Researchers have also created a map of diabetic patients in Durham County linked to data on education, economics, utilization of the emergency room, and distance from healthcare clinics. This map has guided a Duke Medicine program that sends teams of social workers and nurses into neighborhoods with a high density of diabetic patients to help patients better manage their chronic disease and avoid costly trips to the emergency room. Researchers hope to duplicate this type of geospatially informed intervention in other areas of the U.S.
Recently, Pruitt helped create on-demand geospatial predictive models about where and when people smoke. By using mobile electronic devices to track where people lit up and modelling it against thousands of geospatial variables, the system was able to predict new areas where smokers are likely to light up again in the future. This study is helping researchers imagine the possibility of using mobile devices to provide personalized smoking cessation interventions, such as motivational text messages, based not only on time, but also on location.
“It pushes past the reactive approach to interventions based on past behavior and uses the statistical power of modeling to predict where that behavior will occur in the future,” Pruitt said.
Deverick Anderson, the epidemiologist, hopes that mapping out the geography of patients who come to Duke’s hospitals with an existing C. difficile infection will help uncover patterns of community exposures, including possible culprits such as water sources, farms, high-density living areas, or socio-economic factors.
“We lack understanding about the transmission of C. difficile outside the walls of the hospital, so if we find some clustering, it will probably just be scratching the surface,” he admits.

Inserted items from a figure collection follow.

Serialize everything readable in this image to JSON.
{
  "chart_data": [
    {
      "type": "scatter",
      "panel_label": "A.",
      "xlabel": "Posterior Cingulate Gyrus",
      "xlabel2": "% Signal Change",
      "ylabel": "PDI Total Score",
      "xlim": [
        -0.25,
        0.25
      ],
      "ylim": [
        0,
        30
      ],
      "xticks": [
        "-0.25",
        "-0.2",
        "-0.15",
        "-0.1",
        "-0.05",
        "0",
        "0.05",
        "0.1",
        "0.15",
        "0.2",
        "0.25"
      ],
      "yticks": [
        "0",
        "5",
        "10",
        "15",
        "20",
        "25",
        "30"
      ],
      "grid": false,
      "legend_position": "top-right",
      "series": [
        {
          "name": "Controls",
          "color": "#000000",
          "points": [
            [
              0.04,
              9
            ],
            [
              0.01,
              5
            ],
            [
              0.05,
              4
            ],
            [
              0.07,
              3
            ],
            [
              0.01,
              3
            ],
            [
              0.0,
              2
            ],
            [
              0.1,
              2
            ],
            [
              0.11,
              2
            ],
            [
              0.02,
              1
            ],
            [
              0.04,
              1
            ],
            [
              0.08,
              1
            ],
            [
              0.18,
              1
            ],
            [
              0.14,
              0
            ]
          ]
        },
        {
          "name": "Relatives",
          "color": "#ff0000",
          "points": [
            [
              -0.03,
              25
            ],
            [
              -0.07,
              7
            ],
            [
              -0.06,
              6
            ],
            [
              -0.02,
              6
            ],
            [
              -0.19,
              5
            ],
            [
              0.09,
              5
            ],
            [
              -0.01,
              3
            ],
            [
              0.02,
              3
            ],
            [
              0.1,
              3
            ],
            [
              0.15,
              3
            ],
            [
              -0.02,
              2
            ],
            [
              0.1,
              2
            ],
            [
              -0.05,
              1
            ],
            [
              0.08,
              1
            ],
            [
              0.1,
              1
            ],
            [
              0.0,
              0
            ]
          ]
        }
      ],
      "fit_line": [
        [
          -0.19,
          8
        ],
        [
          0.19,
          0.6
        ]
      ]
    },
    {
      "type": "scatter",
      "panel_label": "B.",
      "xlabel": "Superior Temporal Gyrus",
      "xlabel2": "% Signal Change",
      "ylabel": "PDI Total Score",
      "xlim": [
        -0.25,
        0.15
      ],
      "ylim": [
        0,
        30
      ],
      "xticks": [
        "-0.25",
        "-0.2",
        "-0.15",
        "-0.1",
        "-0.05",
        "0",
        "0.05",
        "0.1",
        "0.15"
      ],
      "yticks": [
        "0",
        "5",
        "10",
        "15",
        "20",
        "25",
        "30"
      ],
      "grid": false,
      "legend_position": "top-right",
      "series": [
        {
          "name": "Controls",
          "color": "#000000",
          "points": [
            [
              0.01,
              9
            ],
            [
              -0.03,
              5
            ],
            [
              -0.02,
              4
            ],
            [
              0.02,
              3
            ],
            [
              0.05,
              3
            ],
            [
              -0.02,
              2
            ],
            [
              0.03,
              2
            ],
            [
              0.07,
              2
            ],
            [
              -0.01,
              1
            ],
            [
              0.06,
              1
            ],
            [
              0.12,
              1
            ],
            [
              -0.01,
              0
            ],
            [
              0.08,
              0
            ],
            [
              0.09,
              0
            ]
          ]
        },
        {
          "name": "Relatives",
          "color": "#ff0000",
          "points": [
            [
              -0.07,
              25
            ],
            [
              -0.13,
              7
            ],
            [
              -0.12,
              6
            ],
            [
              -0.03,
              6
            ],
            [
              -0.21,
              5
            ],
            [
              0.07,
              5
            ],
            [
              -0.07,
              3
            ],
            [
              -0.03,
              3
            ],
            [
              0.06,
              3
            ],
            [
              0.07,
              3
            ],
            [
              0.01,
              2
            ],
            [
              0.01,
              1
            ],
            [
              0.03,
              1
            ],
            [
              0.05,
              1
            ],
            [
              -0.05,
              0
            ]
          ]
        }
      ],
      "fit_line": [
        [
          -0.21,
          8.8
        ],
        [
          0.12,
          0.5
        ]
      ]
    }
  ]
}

But he sees great potential in the level of granularity that the DEDUCE-GEO data can produce.
“If we can find even a weak signal, a weak connection between something in the environment and these infections, it could give us data that could lead to an expanded study or perhaps allow us to apply for other grants,” he said. “To be honest, we don’t know what we are going to find, but it is exciting to think that we now have tools to open the lid on the question and see what comes out.”